ER What’s your packing style?
DF I’m a folder. It’s a time investment, but it’s rewarding when I open my luggage on the other side and see everything nicely laid out.
ER Do you pack in advance or at the last minute?
DF I aim to pack at least 24 hours before my flight.
ER Any travel hacks to share?
DF To combat jet lag, I switch time zones as soon as I board the airplane. It means I’m either forcing myself to sleep right away or fighting to stay awake – but it makes a huge difference.
What’s in David’s bag?
Acetate footprints — A catalogue of slides is essential for the planning stage: We can flip through and select ones based on their shape and size, then move them around on top of a plan.
Quad ruled notepad and Pilot V‑sign pen — Whether it’s to take notes during a site tour or doodle on the airplane, I always carry paper with me – the grid makes it easy to scale up sketches with the right proportions.
HP tablet laptop — I can bring plans, ideas and digital drawings to life during a pitch meeting with this tablet.

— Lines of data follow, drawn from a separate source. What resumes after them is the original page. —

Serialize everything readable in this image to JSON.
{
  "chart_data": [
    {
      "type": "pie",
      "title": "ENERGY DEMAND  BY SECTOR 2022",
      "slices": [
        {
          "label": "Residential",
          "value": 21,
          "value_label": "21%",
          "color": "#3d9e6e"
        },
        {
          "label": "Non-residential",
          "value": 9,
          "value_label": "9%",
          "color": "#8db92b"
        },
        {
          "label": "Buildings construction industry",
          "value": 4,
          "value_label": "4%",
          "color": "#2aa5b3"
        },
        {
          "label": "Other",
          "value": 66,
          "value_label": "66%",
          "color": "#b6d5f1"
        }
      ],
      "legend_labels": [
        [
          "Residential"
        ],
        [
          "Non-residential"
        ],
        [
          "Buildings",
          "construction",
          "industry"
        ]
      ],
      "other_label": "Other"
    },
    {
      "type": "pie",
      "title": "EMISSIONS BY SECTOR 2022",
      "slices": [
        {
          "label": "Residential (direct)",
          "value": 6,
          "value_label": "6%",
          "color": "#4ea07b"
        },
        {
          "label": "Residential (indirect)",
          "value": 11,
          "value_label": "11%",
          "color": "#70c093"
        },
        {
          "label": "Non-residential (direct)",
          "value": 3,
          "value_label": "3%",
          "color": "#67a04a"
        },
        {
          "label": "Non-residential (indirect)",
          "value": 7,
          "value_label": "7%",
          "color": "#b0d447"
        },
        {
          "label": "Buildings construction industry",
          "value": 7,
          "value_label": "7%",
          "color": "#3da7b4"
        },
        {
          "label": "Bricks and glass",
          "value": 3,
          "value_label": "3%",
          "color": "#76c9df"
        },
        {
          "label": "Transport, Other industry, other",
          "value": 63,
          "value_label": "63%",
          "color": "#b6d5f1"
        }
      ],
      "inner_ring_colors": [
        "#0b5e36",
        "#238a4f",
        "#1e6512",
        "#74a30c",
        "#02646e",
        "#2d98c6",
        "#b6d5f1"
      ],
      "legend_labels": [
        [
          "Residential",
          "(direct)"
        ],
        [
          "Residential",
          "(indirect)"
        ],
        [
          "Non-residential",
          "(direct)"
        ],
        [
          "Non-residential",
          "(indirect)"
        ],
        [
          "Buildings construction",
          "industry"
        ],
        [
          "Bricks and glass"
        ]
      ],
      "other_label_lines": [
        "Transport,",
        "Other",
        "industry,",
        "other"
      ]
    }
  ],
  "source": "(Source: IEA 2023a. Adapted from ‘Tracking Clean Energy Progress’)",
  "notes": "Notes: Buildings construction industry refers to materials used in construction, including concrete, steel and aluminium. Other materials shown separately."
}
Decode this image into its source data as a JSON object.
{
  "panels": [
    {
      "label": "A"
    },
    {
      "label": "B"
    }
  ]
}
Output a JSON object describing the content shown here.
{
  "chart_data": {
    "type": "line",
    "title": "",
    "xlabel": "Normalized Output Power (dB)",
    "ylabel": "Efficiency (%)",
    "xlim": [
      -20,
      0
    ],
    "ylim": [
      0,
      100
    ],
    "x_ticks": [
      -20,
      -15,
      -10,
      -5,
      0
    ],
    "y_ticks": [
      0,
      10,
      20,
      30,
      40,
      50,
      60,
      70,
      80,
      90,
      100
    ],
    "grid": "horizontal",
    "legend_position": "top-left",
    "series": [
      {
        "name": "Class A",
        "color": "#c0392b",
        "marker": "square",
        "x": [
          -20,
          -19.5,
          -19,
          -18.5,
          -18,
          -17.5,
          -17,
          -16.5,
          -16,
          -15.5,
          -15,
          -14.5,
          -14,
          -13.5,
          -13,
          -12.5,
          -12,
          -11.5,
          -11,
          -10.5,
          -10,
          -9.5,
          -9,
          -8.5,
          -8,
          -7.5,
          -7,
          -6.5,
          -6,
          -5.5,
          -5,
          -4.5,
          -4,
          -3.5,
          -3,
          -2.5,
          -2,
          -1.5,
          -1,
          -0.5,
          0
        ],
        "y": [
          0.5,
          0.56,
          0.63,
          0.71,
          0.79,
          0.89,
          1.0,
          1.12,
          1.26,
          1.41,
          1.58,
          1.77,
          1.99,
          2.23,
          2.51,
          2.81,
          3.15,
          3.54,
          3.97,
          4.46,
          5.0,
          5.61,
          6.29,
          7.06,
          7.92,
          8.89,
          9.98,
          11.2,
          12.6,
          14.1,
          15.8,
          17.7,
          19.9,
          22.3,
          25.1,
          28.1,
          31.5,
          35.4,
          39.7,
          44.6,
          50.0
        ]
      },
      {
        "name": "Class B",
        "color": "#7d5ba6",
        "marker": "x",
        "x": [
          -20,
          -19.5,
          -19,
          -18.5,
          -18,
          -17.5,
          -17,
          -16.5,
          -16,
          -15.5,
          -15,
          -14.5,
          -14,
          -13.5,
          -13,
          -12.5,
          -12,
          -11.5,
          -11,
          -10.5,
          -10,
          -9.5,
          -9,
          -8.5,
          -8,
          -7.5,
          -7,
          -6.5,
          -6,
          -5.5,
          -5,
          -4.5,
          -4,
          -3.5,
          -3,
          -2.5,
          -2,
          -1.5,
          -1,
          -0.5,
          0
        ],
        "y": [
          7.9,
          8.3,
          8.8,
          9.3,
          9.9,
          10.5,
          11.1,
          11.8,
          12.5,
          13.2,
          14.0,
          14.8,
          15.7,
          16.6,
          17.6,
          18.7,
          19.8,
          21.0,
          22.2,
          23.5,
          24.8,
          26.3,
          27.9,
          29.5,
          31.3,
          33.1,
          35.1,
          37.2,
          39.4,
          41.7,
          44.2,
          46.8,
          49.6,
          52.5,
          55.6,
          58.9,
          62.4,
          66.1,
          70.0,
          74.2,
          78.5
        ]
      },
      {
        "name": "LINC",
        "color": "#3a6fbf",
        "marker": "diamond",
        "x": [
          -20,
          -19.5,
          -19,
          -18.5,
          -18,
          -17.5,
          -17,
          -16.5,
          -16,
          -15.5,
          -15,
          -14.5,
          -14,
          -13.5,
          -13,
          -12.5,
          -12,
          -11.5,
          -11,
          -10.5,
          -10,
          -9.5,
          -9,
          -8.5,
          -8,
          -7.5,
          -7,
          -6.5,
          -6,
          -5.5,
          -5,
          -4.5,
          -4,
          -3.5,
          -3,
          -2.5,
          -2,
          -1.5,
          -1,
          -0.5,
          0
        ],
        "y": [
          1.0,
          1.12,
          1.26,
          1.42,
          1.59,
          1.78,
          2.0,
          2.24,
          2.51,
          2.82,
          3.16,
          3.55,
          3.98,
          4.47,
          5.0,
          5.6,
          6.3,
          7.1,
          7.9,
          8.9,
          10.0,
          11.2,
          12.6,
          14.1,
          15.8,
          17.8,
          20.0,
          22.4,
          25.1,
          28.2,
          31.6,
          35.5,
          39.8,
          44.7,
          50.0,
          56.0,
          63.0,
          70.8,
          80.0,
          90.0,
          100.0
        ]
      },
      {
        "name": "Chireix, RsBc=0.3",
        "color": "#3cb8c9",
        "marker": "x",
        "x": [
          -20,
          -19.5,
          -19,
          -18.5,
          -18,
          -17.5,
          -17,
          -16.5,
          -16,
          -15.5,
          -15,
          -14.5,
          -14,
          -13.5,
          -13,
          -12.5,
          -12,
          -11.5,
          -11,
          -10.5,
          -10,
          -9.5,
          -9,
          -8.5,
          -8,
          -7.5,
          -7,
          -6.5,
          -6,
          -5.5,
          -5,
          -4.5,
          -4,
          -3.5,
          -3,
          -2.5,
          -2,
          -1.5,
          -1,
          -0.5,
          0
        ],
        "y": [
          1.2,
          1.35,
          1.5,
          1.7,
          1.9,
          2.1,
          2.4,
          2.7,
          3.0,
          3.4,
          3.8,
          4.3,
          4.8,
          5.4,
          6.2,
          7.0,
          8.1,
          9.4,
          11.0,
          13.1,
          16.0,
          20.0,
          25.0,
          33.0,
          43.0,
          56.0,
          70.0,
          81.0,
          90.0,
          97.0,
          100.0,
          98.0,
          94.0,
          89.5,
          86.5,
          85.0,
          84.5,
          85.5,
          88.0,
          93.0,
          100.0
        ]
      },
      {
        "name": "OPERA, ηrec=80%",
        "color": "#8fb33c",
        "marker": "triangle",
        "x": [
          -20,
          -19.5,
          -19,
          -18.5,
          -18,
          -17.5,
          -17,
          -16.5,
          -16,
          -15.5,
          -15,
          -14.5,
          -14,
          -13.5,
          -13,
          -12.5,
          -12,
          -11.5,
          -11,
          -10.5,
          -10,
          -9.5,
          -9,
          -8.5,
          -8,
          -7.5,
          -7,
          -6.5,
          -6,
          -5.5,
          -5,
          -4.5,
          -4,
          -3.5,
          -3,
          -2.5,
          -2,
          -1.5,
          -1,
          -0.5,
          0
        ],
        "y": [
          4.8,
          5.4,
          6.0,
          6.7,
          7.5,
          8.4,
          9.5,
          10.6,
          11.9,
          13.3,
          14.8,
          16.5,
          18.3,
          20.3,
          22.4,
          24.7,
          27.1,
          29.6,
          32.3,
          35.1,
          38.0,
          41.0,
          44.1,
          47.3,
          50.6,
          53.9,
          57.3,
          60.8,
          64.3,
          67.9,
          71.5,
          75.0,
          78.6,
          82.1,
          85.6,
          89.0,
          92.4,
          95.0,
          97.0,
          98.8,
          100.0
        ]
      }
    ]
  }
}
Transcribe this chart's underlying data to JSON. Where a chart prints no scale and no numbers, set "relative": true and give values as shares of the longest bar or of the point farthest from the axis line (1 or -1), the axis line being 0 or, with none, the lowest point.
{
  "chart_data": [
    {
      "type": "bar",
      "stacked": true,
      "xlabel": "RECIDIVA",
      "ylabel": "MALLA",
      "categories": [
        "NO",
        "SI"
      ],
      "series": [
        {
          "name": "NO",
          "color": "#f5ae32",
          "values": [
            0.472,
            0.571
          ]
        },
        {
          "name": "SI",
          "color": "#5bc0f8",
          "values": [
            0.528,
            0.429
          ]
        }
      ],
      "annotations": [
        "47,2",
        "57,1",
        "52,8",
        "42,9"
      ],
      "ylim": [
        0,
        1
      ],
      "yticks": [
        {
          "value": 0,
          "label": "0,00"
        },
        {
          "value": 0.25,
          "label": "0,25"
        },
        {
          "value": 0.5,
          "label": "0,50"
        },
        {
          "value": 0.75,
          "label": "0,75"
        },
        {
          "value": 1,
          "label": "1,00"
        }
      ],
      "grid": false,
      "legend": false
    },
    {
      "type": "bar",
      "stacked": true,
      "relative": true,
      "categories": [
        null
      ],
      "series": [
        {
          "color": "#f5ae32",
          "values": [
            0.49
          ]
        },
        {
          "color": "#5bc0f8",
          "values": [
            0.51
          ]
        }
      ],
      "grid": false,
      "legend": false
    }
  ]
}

But then I’ll convert it into a laptop and do all my administrative work on it, too.
Tracing paper — I use this translucent paper to superimpose waterslide sketches on site plans, then move them around to help the client visualize what it could look like.
Fibreglass samples — Waterslides are a park’s visual focal point, so we always propose a colour palette that complements the storyline we’ve developed.